With their candidates all but confirmed, the Republicans and Democrats have settled down a bit — but just a bit — while the Anti-Campaign continues at its breathtakingly slow pace. Over in the forum, this morning I posted the Anti-Candidate position on Health Care, for those who are interested.

The position includes two specific ideas that would relieve some of the burden of legal costs for healthcare providers. Under the category of tort reform, and answering the question, “How could we fix this?”:

First, by disallowing every lawsuit filed against any hospital, clinic, or provider within six months of any death or other injury alleged to be a result of care. Why? Because great emotional distress affects our ability to make good decisions. A year would be better, but some period of time is needed for the family to gain some perspective on the event and decide if they believe the provider was negligent or was acting in good faith. It would be even better if cases would be summarily dismissed if the plaintiff and their legal team planned the suit during the hiatus, even if they filed after the time period expired. This wouldn’t end all ambulance-chasing, but it would reduce the number of frivolous, reactionary cases.

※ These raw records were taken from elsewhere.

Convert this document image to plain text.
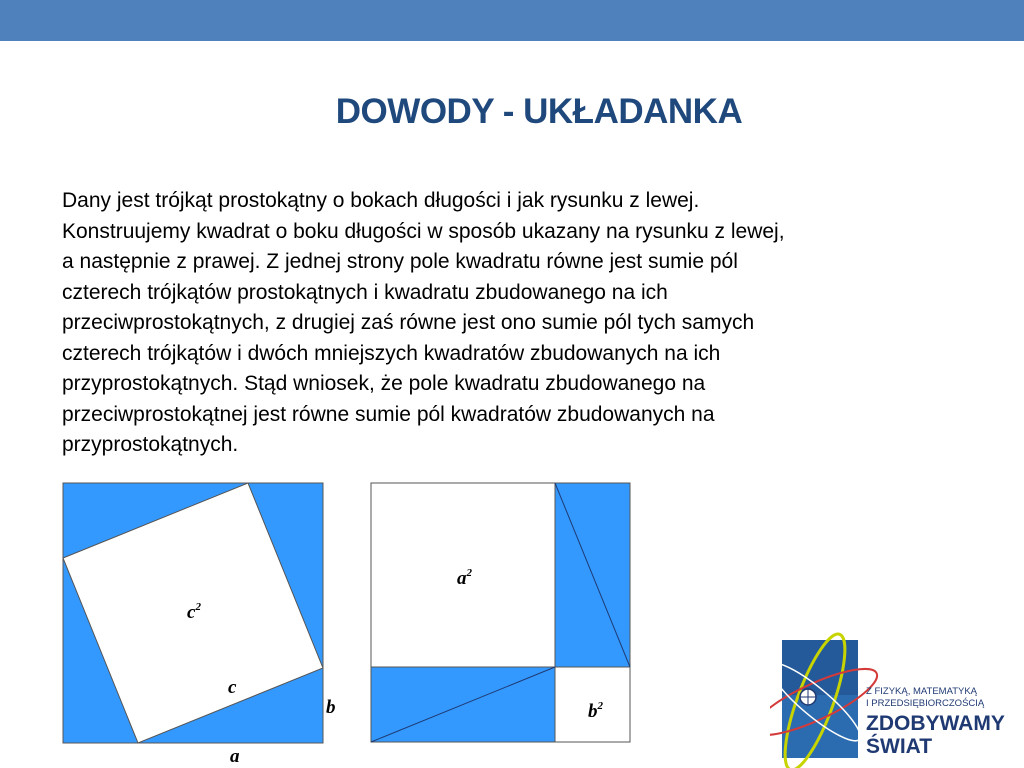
DOWODY - UKŁADANKA

Dany jest trójkąt prostokątny o bokach długości i jak rysunku z lewej.
Konstruujemy kwadrat o boku długości w sposób ukazany na rysunku z lewej,
a następnie z prawej. Z jednej strony pole kwadratu równe jest sumie pól
czterech trójkątów prostokątnych i kwadratu zbudowanego na ich
przeciwprostokątnych, z drugiej zaś równe jest ono sumie pól tych samych
czterech trójkątów i dwóch mniejszych kwadratów zbudowanych na ich
przyprostokątnych. Stąd wniosek, że pole kwadratu zbudowanego na
przeciwprostokątnej jest równe sumie pól kwadratów zbudowanych na
przyprostokątnych.

$c^2$
c
b
a
$a^2$
$b^2$
Z FIZYKĄ, MATEMATYKĄ
I PRZEDSIĘBIORCZOŚCIĄ
ZDOBYWAMY
ŚWIAT
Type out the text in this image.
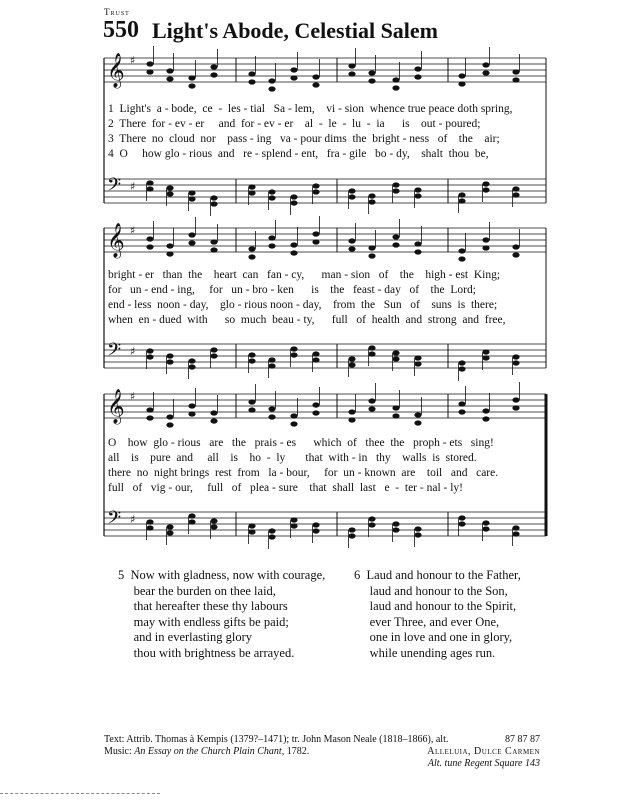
Trust
550 Light's Abode, Celestial Salem
𝄞 ♯
𝄢 ♯
𝄞 ♯
𝄢 ♯
𝄞 ♯
𝄢 ♯
1  Light's  a - bode,  ce  -  les - tial   Sa - lem,    vi - sion  whence true peace doth spring,
2  There  for - ev - er     and  for - ev - er    al  -  le  -  lu  -  ia      is    out - poured;
3  There  no  cloud  nor    pass - ing   va - pour dims  the  bright - ness   of    the    air;
4  O     how glo - rious  and   re - splend - ent,   fra - gile   bo - dy,    shalt  thou  be,
bright - er   than  the    heart  can   fan - cy,      man - sion   of    the    high - est  King;
for   un - end - ing,     for   un - bro - ken      is    the   feast - day   of    the  Lord;
end - less  noon - day,    glo - rious noon - day,    from  the   Sun   of    suns  is  there;
when  en - dued  with      so  much  beau - ty,      full   of  health  and  strong  and  free,
O    how  glo - rious   are   the   prais - es      which  of   thee  the   proph - ets   sing!
all    is    pure  and     all    is    ho  -  ly       that  with - in   thy    walls  is  stored.
there  no  night brings  rest  from   la - bour,     for  un - known  are    toil   and   care.
full   of   vig - our,     full   of   plea - sure    that  shall  last   e  -  ter - nal - ly!
5  Now with gladness, now with courage,
bear the burden on thee laid,
that hereafter these thy labours
may with endless gifts be paid;
and in everlasting glory
thou with brightness be arrayed.
6  Laud and honour to the Father,
laud and honour to the Son,
laud and honour to the Spirit,
ever Three, and ever One,
one in love and one in glory,
while unending ages run.
Text: Attrib. Thomas à Kempis (1379?–1471); tr. John Mason Neale (1818–1866), alt.
Music: An Essay on the Church Plain Chant, 1782.
87 87 87
Alleluia, Dulce Carmen
Alt. tune Regent Square 143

Second, by restricting the potential damage awards to be commensurate with the earning potential of the plaintiff and the injured party. As a (non-healthcare) example, if the hot coffee spilled in your lap will cause you to miss work, and the embarrassment of having spilled hot coffee in your lap will cause you to miss more work, then maybe you should be awarded an amount related to the amount of work you’re likely to miss. Unless you’re going to be out of work for 20 years and without your 50-grand-a-year paycheck, you shouldn’t get any million-dollar payout.

Of course, this is just an academic exercise … but it’s still fun.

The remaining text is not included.